The department, she wrote, cannot “turn a blind eye to Anthem’s brazen betrayal of the health care system.”
This fall, The Lakes and Anthem head into arbitration, a process by which legal disputes are handled outside of court. Bendat, the attorney for The Lakes, is critical of the fact that the Department of Managed Health Care allows insurers to insist on arbitration. He says the confidentiality clauses in those agreements remove “the entire process out of the regulator’s eye.”
Cattaneo points to The Lakes’ success with appeals to the department as evidence that their patients’ claims are valid.
If their appeals were spurious, she said, why would the department overturn so many denials?

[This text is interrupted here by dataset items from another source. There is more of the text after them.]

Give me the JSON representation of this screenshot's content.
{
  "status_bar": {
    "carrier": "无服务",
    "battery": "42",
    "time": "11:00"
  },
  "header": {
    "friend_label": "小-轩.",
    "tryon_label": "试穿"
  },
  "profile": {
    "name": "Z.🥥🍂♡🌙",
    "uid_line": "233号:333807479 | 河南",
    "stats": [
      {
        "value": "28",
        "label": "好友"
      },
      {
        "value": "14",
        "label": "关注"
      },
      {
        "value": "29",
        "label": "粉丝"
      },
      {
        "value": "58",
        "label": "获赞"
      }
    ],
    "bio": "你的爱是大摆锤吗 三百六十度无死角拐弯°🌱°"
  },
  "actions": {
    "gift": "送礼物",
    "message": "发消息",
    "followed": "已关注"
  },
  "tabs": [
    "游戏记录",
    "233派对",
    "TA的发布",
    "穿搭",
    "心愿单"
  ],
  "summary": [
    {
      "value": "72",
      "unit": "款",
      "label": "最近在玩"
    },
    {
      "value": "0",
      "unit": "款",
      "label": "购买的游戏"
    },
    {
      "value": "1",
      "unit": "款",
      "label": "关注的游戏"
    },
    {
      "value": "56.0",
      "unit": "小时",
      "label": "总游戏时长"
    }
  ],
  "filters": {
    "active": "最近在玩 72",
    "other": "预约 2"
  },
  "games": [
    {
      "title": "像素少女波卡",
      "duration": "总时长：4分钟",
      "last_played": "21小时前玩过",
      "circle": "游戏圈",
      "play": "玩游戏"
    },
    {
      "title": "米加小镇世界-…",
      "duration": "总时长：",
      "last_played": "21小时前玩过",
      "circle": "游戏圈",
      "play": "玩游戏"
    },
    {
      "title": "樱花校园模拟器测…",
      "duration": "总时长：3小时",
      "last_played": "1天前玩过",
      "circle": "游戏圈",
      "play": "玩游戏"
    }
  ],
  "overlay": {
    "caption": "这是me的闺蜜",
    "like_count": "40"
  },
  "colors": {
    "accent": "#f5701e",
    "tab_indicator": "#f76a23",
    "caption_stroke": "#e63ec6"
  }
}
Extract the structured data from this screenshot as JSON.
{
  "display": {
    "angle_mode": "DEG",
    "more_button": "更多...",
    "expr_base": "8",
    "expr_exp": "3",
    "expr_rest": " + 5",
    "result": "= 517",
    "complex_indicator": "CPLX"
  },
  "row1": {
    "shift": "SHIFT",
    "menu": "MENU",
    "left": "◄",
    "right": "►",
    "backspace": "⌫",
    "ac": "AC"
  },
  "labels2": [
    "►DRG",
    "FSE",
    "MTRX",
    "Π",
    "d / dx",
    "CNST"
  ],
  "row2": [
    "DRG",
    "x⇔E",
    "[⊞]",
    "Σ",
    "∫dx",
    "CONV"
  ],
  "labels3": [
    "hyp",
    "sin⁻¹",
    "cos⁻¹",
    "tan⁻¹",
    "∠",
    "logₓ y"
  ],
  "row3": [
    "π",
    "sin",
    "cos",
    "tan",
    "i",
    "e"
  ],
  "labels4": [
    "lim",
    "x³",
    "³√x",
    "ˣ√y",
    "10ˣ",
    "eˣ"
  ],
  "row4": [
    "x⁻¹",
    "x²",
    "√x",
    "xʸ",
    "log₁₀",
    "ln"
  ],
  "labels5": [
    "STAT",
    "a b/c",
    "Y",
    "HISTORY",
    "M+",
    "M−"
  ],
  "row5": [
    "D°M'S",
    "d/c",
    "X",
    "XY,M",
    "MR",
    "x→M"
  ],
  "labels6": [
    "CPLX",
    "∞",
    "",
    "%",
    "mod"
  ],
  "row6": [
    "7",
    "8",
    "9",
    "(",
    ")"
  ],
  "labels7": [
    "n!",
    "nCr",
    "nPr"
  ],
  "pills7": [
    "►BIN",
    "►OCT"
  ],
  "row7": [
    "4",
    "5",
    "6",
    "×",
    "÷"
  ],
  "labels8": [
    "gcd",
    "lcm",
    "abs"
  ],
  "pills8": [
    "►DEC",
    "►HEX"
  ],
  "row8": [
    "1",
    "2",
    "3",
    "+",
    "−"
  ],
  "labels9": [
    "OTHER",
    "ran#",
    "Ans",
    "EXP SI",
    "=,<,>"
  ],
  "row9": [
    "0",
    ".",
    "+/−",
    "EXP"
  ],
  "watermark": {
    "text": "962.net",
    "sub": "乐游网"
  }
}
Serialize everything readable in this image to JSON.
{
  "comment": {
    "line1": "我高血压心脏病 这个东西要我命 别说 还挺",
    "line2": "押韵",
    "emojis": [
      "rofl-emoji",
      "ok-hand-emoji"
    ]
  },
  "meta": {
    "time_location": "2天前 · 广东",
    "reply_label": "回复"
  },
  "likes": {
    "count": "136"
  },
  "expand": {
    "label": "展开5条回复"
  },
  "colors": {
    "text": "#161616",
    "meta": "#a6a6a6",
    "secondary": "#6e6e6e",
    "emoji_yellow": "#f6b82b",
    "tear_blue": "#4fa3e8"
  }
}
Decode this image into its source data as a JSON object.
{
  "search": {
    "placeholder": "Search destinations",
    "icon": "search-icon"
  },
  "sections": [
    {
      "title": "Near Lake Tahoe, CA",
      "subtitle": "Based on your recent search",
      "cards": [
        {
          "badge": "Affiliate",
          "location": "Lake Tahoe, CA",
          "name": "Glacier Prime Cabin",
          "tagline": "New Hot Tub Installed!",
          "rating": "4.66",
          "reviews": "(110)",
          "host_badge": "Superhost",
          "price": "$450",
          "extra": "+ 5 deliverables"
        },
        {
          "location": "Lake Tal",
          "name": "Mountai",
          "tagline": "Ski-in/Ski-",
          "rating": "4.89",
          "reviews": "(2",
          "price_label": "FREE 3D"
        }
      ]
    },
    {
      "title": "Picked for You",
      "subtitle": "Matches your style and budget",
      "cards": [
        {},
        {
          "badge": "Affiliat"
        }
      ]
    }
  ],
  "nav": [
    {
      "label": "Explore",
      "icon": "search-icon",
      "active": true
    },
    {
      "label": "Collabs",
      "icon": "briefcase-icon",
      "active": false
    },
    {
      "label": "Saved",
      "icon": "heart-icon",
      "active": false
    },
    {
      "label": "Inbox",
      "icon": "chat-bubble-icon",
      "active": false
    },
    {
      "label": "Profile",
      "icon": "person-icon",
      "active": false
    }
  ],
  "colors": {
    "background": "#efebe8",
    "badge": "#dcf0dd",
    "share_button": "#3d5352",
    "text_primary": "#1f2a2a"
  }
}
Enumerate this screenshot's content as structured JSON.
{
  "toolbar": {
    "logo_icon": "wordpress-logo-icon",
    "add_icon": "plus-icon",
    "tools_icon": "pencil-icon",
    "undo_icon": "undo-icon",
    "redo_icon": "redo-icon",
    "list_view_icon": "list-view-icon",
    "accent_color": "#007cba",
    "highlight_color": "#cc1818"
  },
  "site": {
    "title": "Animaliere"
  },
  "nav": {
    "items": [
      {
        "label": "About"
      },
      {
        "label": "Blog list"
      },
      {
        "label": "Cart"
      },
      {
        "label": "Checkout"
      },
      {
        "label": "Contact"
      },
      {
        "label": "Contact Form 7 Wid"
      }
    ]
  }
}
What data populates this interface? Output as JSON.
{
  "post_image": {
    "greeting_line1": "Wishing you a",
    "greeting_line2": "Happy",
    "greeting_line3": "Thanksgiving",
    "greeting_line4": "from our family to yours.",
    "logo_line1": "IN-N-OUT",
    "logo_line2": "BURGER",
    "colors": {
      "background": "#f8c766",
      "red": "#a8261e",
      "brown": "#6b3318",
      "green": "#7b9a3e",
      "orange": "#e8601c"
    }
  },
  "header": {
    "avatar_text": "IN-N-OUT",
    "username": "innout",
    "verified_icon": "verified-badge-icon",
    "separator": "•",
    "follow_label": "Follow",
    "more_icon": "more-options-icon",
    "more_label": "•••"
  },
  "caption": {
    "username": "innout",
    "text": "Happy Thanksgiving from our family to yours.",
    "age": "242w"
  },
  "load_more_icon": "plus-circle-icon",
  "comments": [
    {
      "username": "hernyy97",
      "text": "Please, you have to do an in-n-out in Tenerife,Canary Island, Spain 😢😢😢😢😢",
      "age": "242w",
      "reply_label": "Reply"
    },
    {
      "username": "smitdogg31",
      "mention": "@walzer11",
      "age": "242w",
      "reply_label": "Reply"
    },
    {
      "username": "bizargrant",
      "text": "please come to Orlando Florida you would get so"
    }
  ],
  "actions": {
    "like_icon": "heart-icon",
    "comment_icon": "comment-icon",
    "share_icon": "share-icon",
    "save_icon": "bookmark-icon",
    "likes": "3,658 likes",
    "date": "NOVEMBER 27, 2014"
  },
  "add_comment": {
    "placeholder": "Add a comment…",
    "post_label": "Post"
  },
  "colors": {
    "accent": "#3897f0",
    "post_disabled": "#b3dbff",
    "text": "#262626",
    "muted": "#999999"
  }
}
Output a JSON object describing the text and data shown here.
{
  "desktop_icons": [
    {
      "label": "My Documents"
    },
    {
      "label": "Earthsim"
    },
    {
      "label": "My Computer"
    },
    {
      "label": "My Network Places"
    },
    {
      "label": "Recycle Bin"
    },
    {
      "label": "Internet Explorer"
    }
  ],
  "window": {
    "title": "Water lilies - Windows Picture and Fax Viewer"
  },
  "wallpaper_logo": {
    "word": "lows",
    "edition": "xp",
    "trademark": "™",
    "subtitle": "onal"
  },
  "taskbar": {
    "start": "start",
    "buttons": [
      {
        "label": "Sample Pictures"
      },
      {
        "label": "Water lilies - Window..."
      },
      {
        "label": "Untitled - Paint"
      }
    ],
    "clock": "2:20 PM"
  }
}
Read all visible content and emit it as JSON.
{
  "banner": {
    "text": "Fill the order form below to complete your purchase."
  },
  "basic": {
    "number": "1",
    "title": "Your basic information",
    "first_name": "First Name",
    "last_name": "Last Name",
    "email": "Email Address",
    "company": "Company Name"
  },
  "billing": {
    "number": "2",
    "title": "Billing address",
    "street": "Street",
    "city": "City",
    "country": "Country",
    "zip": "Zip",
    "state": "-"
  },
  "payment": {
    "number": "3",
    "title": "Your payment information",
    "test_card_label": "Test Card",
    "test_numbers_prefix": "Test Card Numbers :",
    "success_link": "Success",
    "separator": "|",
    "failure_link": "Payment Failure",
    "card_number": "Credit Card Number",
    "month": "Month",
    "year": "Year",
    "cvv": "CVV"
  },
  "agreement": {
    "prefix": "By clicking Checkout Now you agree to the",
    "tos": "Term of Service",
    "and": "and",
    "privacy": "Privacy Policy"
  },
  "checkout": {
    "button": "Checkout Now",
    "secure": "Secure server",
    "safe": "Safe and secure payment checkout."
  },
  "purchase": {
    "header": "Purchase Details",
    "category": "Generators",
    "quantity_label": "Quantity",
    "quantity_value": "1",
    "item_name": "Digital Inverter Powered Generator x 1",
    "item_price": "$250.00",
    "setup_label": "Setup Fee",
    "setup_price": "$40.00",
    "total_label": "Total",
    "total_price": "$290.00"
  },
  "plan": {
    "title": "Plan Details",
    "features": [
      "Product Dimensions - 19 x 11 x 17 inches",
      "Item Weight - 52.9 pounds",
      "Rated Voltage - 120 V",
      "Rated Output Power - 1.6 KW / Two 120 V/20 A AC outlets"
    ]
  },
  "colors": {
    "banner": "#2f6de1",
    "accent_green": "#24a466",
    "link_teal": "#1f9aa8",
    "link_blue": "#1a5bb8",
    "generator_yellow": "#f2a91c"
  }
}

CalMatters data reporter Erica Yee contributed to this story.
Data methodology
The data supporting this story comes from three main sources: public records, state agency data on independent medical reviews and a private billing company.
Public records: CalMatters requested copies of complaints and investigations from the Department of Managed Health Care and the Department of Health Care Services, correspondence between the Department of Managed Health Care and The Lakes, Harmony Place and Anthem and independent medical review online reports. CalMatters also combed through hundreds of state and federal court records related to The Lakes and other treatment centers.
State data: One way of comparing Anthem Blue Cross’ denials to other health plans is through data on appeals made to the state. In response to patient appeals, state regulators can uphold a health plan’s decision or reverse it, or the plan can also opt to reverse its own decision. CalMatters analyzed the most recent available data for full service plans from the Department of Managed Health Care, which oversees 96% of state-regulated commercial and public health plan enrollees. Out of 1,637 denials by Anthem for medical necessity coverage over a three-year period, 1,087 were overturned by the state, 379 were upheld and Anthem reversed 171. More detailed information on these reviews by plan or type of care are available on the DMHC website and in annual reports.
Billing company data: In a prior story on mental health coverage, we obtained data from a billing company that provided a limited window into the appeals process, finding that some doctors appeared to deny almost every appeal they reviewed. (Read more details in our methodology). In this story, we identified three California-based doctors reviewing appeals on behalf of Anthem whose denial rates ranged from 73% to 87%. We normalized and confirmed doctors’ names in the data based on the Medical Board of California, court records, LinkedIn and reporting.